How are the cast and rehearsals?
“I don’t normally say this because with musicals there is so much to do, but we’re really ahead of schedule,” said Hormel, halfway into the rehearsal time. “…We still have to deal with sets and props, but we don’t get those until the last week. (The company doesn’t get into the theater until days before the opening.) … You really can’t figure it all out until you have all the stuff in the right space … Certainly there’s a lot of work we can do but I feel very good about where we are.”
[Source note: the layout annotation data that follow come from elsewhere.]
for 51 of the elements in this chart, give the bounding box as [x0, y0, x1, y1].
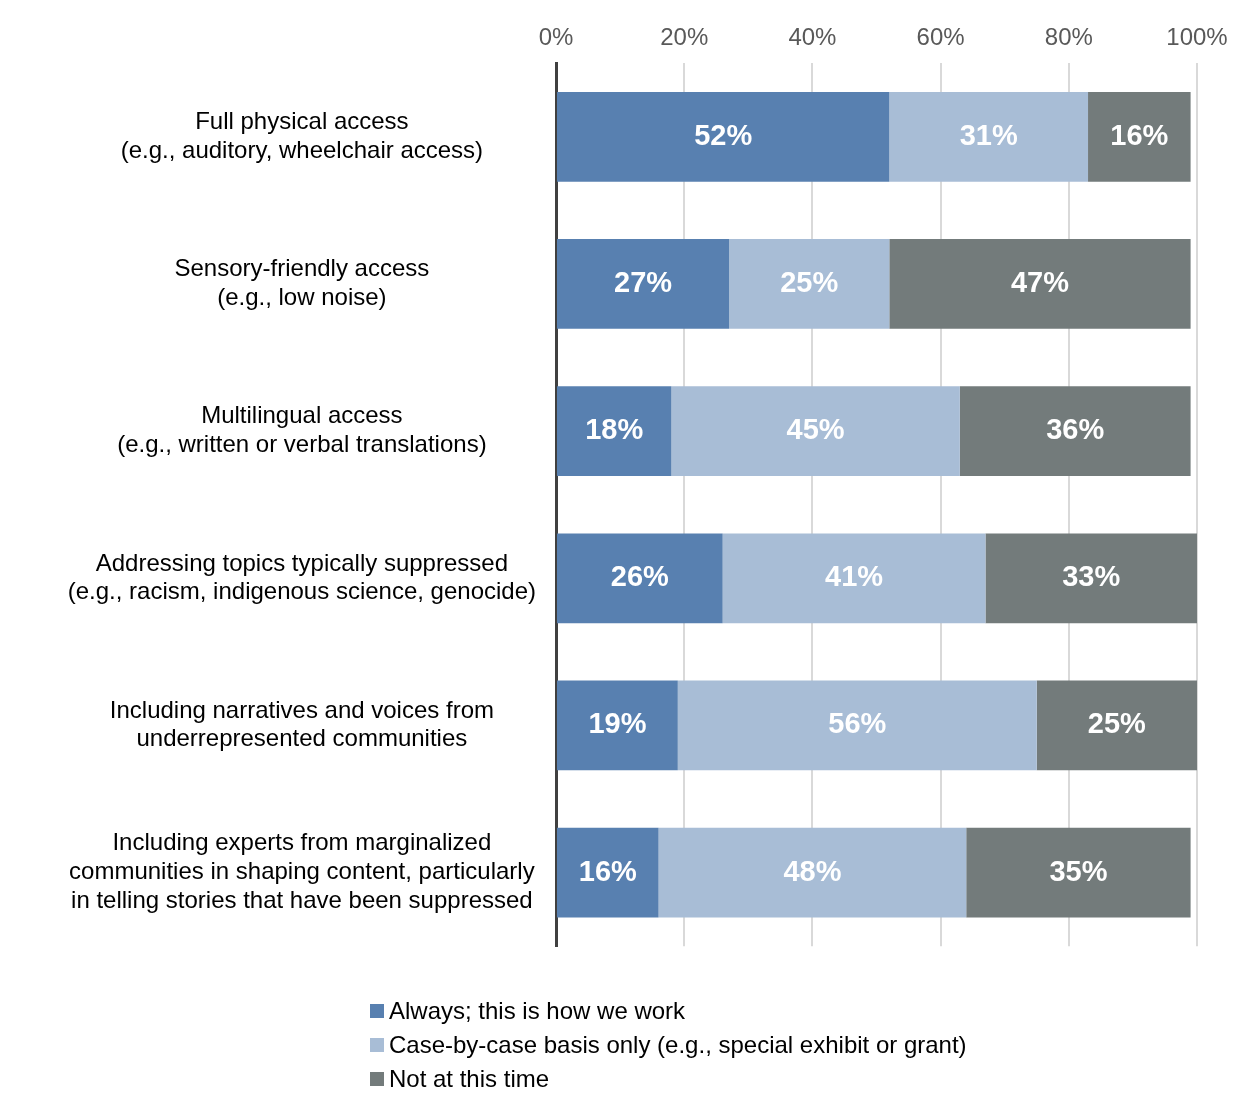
- bar: [1036, 680, 1197, 771]
- bar: [889, 239, 1191, 329]
- bar: [658, 827, 967, 918]
- data-label: 45%: [786, 413, 845, 446]
- bar: [959, 386, 1191, 476]
- y-tick-label: Including experts from marginalized communities in shaping content, particularly in telling stories that have been suppressed: [69, 828, 535, 914]
- legend-label: Not at this time: [389, 1065, 550, 1093]
- data-label: 16%: [1110, 118, 1169, 151]
- y-tick-label: Including narratives and voices from underrepresented communities: [109, 695, 494, 752]
- bar: [677, 680, 1037, 771]
- bar: [729, 239, 890, 329]
- x-tick-label: 40%: [788, 23, 837, 51]
- data-label: 19%: [588, 707, 647, 740]
- bar: [985, 533, 1197, 624]
- data-label: 41%: [825, 560, 884, 593]
- bar: [889, 91, 1089, 182]
- data-label: 26%: [610, 560, 670, 593]
- x-tick-label: 60%: [916, 23, 965, 51]
- data-label: 25%: [1087, 707, 1147, 740]
- data-label: 35%: [1049, 854, 1108, 887]
- data-label: 47%: [1010, 265, 1070, 298]
- y-tick-label: Sensory-friendly access (e.g., low noise): [174, 254, 430, 310]
- y-tick-label: Multilingual access (e.g., written or verbal translations): [117, 401, 487, 458]
- bar: [557, 827, 659, 918]
- data-label: 18%: [585, 413, 644, 446]
- legend-label: Case-by-case basis only (e.g., special exhibit or grant): [389, 1031, 967, 1059]
- y-tick-label: Full physical access (e.g., auditory, wheelchair access): [120, 107, 484, 163]
- data-label: 36%: [1046, 413, 1105, 446]
- x-tick-label: 20%: [660, 23, 709, 51]
- bar: [722, 533, 986, 624]
- bar: [557, 91, 890, 182]
- legend-label: Always; this is how we work: [389, 997, 686, 1025]
- data-label: 33%: [1062, 560, 1121, 593]
- bar: [557, 533, 723, 624]
- bar: [557, 239, 730, 329]
- bar: [557, 680, 678, 771]
- bar: [671, 386, 960, 476]
- y-tick-label: Addressing topics typically suppressed (e.g., racism, indigenous science, genocide): [67, 548, 536, 605]
- bar: [1088, 91, 1191, 182]
- data-label: 31%: [959, 118, 1018, 151]
- x-tick-label: 80%: [1044, 23, 1093, 51]
- x-tick-label: 100%: [1166, 23, 1228, 51]
- x-tick-label: 0%: [538, 23, 574, 51]
- bar: [557, 386, 672, 476]
- data-label: 52%: [694, 118, 753, 151]
- data-label: 16%: [578, 854, 638, 887]
- data-label: 56%: [828, 707, 887, 740]
- data-label: 27%: [614, 265, 673, 298]
- data-label: 25%: [780, 265, 839, 298]
- data-label: 48%: [783, 854, 842, 887]
- bar: [966, 827, 1191, 918]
Hormel said he has a full schedule of shows taking him through the new year, most of which are at Cypress College.
David McGee is Tevye
A Southern California native, David McGee, admits to not having done much theater in the South Bay, so he’s jumping in at full speed with the lead role of Tevye. “I did last year’s Christmas show with the Torrance company. I recently started looking for a theater in Torrance to work with when my (day-time) job got moved here. I used to work in Pasadena. Since I’m here, it’s easier to get to rehearsals here than it is to go all the way back to Pasadena.
McGee said he did Fiddler when he was 17 years old, in high school. “I played Tevye,” said McGee. “I haven’t had the opportunity; it just hasn’t come up when my schedule matched and I haven’t seen the chance to play Fiddler since then. This came up this summer so I jumped on the opportunity and I’m thrilled to be cast as Tevye.”
Planning on bringing anything new to the character?
“Oh yeah,” said McGee without hesitation. “I’m bringing another 25 years of experience.”
Of the songs he sings, his favorite is “If I Were a Rich Man,” though he said, “Too Far From Home,” is a moving ballad.
As per the cast and rehearsals, he said as did his director that everything was ahead of schedule. “The rehearsals and the cast are remarkable. I’m having such a great time with the cast, whether it’s interacting with them on stage or when I’m not onstage and just sitting and watching. It’s an amazing group of people with really great talent and we’re having a good time.”
McGee said he worked with James Hormel “just a couple years after college in a summer stock program in Columbia, California.” He said Hormel’s presence with the Torrance Theatre gave him hope for work when he was looking for places to play in Torrance. Also, several people who did the Christmas show are in this Fiddler.
He said the company is taking advantage of the Armstrong Theatre’s orchestra pit by hiring a full Broadway orchestra.
After Fiddler, McGee hopes to continue with the Torrance Theatre company, “Because they have some really nice things coming up. I might have to take a little break right after Fiddler because I have to be at every rehearsal and it’s been a tough schedule.”
Fiddler on the Roof, Torrance Theatre Company, Armstrong Theatre, 3330 Civic Center Drive, Torrance. August 11, 18, 24 and 25 at 8 p.m. August 12 and 19 at 2 p.m. Adults $35, Seniors $30, Children $25. Call 310-781-7171 or visit torrancetheatrecompany.com.